The Mariners' logo will be on top of the ballpark plate. Below, they'll read: Seattle Mariners.
The best part is this is a voluntary fee paid to the state Department of Licensing. It's a way for M's supporters to help the ballpark. It doesn't shove a fee down the throats of those who rejected a sales-tax increase in King County to finance the ballpark.
Our Legislature first got into the fun-and-good-cause license business in 1972, when it approved vanity (personalized) plates to raise money for wildlife enhancement.
Personalized plates, which cost $45 more initially and $30 more on each renewal, have given a good boost to wildlife - providing more than $2 million a year.
As a state, we're not very vain. Only about 2 percent of licensees buy vanity plates.
The 81,000 personalized plate total has been fairly constant for the past few years, according to Sandra Britton, the department's licensing services manager.
Personalized plates are more than a vanity thing. Many purchasers are motivated by the money going toward improving wildlife habitat.
For some, it's a challenge of sneaking by the censors of the state Department of Licensing.
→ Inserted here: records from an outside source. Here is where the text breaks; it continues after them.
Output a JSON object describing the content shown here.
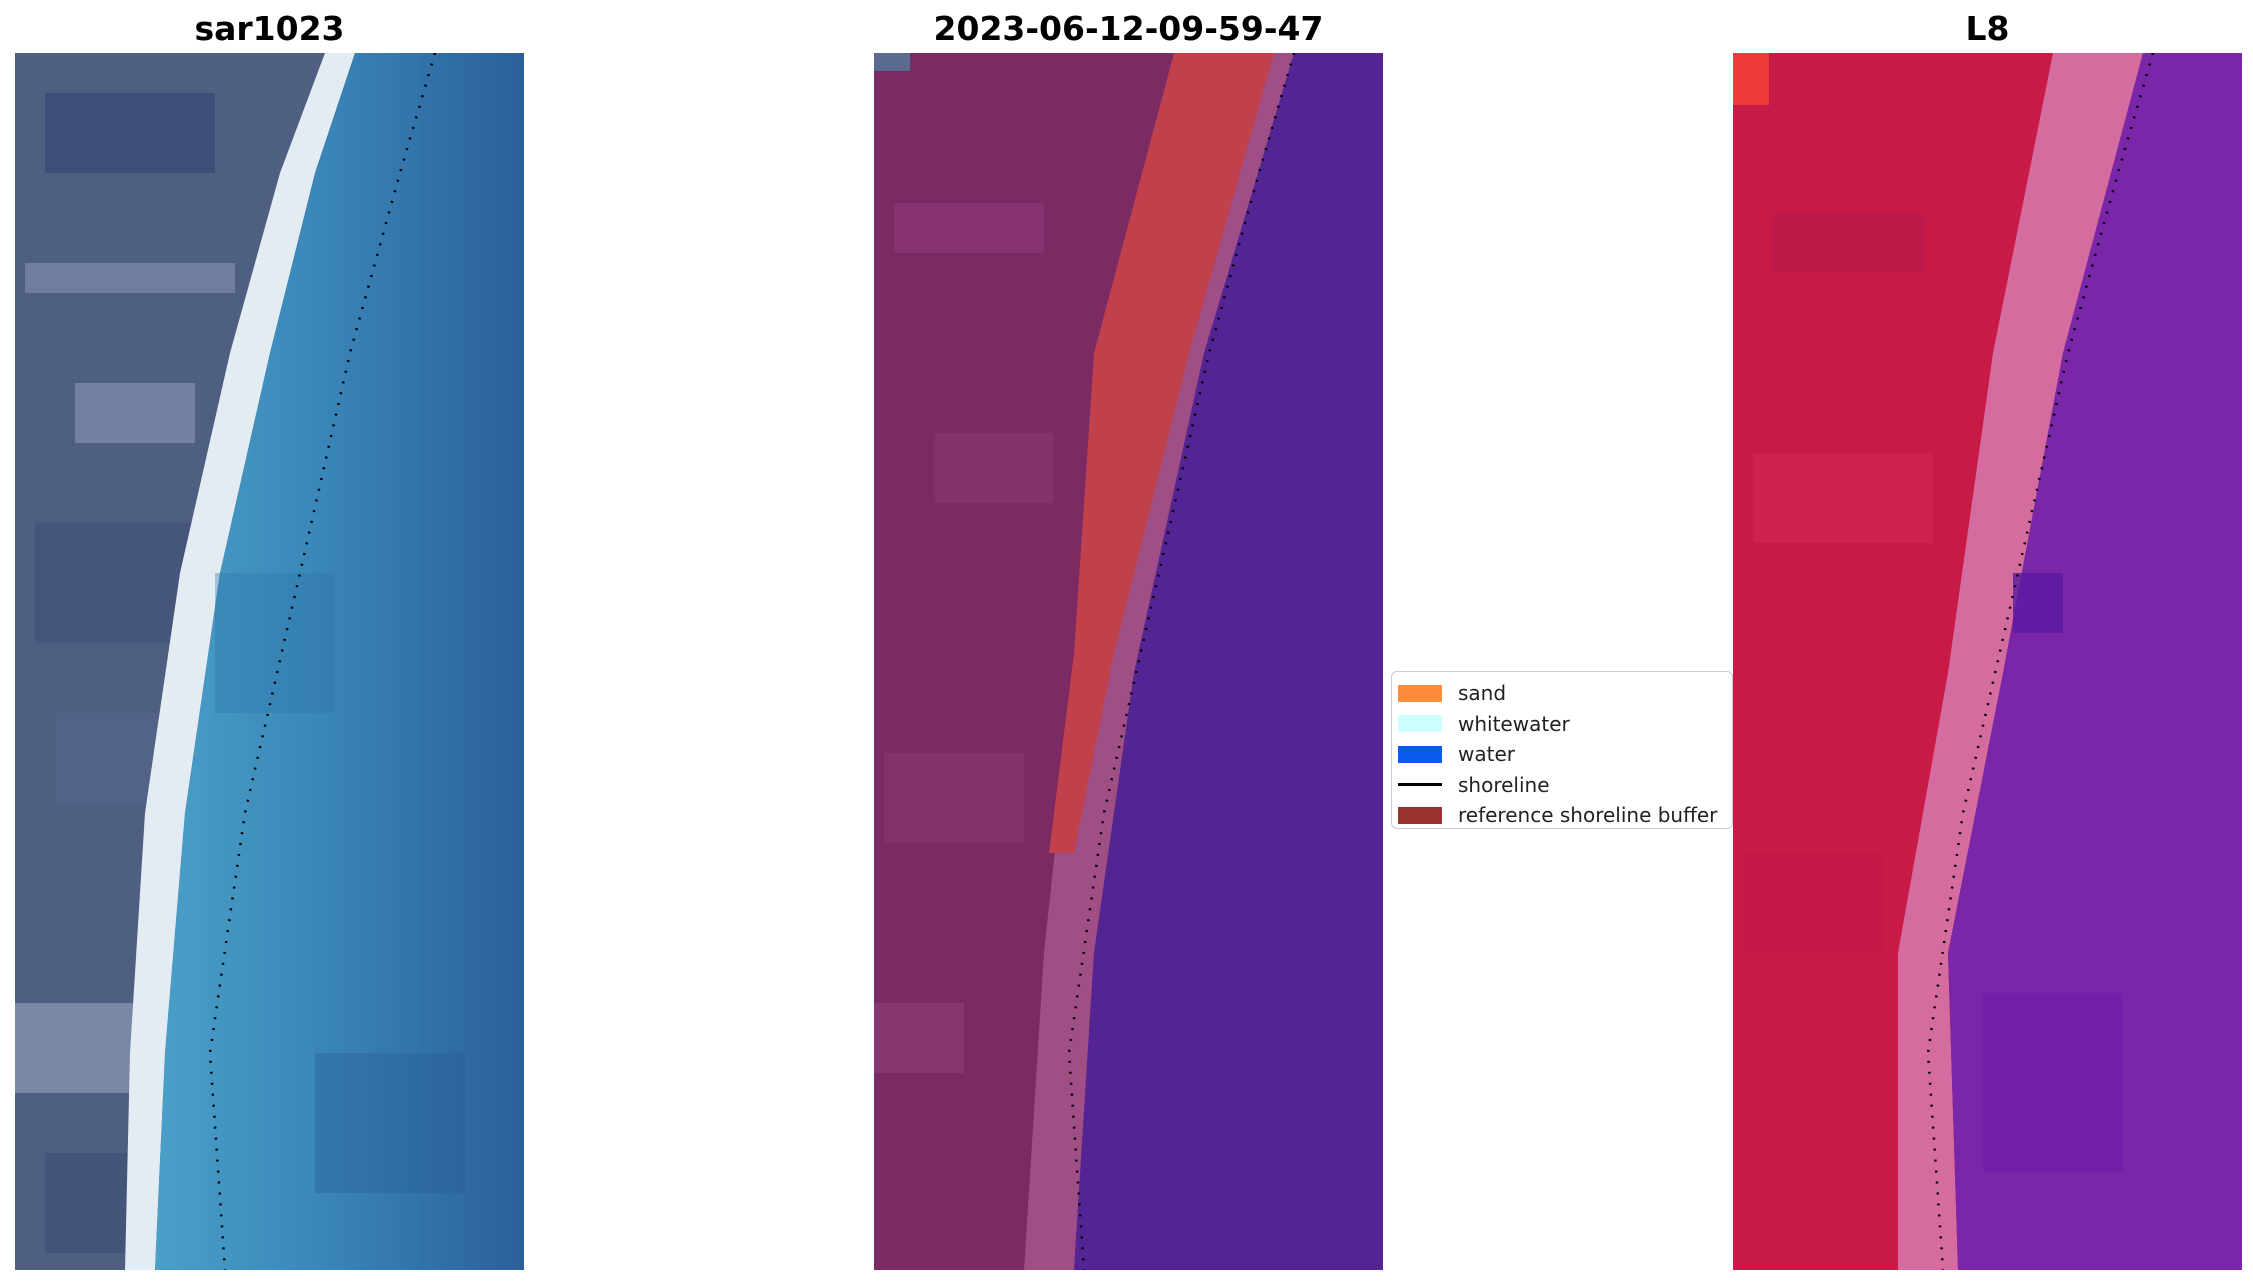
{
  "panels": [
    {
      "title": "sar1023",
      "kind": "rgb"
    },
    {
      "title": "2023-06-12-09-59-47",
      "kind": "classified"
    },
    {
      "title": "L8",
      "kind": "nir"
    }
  ],
  "legend": {
    "items": [
      {
        "label": "sand",
        "color": "#ff8c3c",
        "type": "patch"
      },
      {
        "label": "whitewater",
        "color": "#ccffff",
        "type": "patch"
      },
      {
        "label": "water",
        "color": "#0a5cf0",
        "type": "patch"
      },
      {
        "label": "shoreline",
        "color": "#000000",
        "type": "line"
      },
      {
        "label": "reference shoreline buffer",
        "color": "#9b3232",
        "type": "patch"
      }
    ]
  },
  "colors": {
    "rgb_land": "#4e5e80",
    "rgb_beach": "#e6eef5",
    "rgb_water_near": "#3f8fbc",
    "rgb_water_far": "#2e67a3",
    "classified_land": "#7b2a63",
    "classified_buffer": "#c0404c",
    "classified_water": "#542494",
    "nir_land": "#c81a46",
    "nir_edge": "#d46ca0",
    "nir_water": "#7a26a8",
    "shoreline_dots": "#000000"
  }
}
It's a no-no to put offensive words and numbers on vanity plates. There has never been a court challenge of denials or repeals of personalized plates deemed offensive.
Most double-entendre vanity-plate messages aren't dirty. They're just read by people with dirty minds.
Take the vanity plate: SUREIDO. Sure I do what? Calculus? That one is OK.
A few years back, there was a big stir over a woman who had MENOPOZ put on her vanity plate. Some women complained to the department that was offensive. Two women censors didn't think it was. But a male supervisor did. He was going to pull the plate. Then-director Mary Faulk Riveland said whoa, that's a part of life. The plate was spared.
A couple of savvy censors look over each application. Public complaints go to the Personalized Plate Review Committee made up of four department employees.
It's OK if you're plate says TOPLESS. It could be a convertible with the top down. But STUD has been deemed in bad taste. That's a close call. What if it's a plug by a two-by-four salesman?
The department has a computerized no-no list. It runs about 12 pages. It contains mostly sexual references.
Some clever folks have slipped plates past the censors. 2OLFRTS was issued, then canceled after complaints.
Vanity plates serve two purposes. They help wildlife and give my colleague Jean Godden fodder for her column. She is the queen of vanity-plate notes.
Godden once chronicled another classic vanity plate flap. The plate read: FUQUARI. The applicant said it was a reference to an Indian tribe.
After the plate was issued, the driver wrapped it with a custom-made license holder. The top read: Where the." The bottom read: `"e're lost." In came a complaint. The plate was withdrawn. The Fuquari tribe has not been heard from since.
Because the license is a privilege, the censorship isn't viewed as a violation of free-speech guarantees. You can say anything you want on a bumper sticker - and lots of people do. I won't go into those. This is a family newspaper.
Mostly, it's much ado about nothing. Only four vanity plates were canceled last year. The department receives only about one complaint a month. Some people don't have enough to do. "A lot of it is by perception," Britton says.
If you don't want to worry about the censors, buy a Mariners' license. It's a safe trip to the plate.
Don Hannula's column appears Thursday on editorial pages of The Times.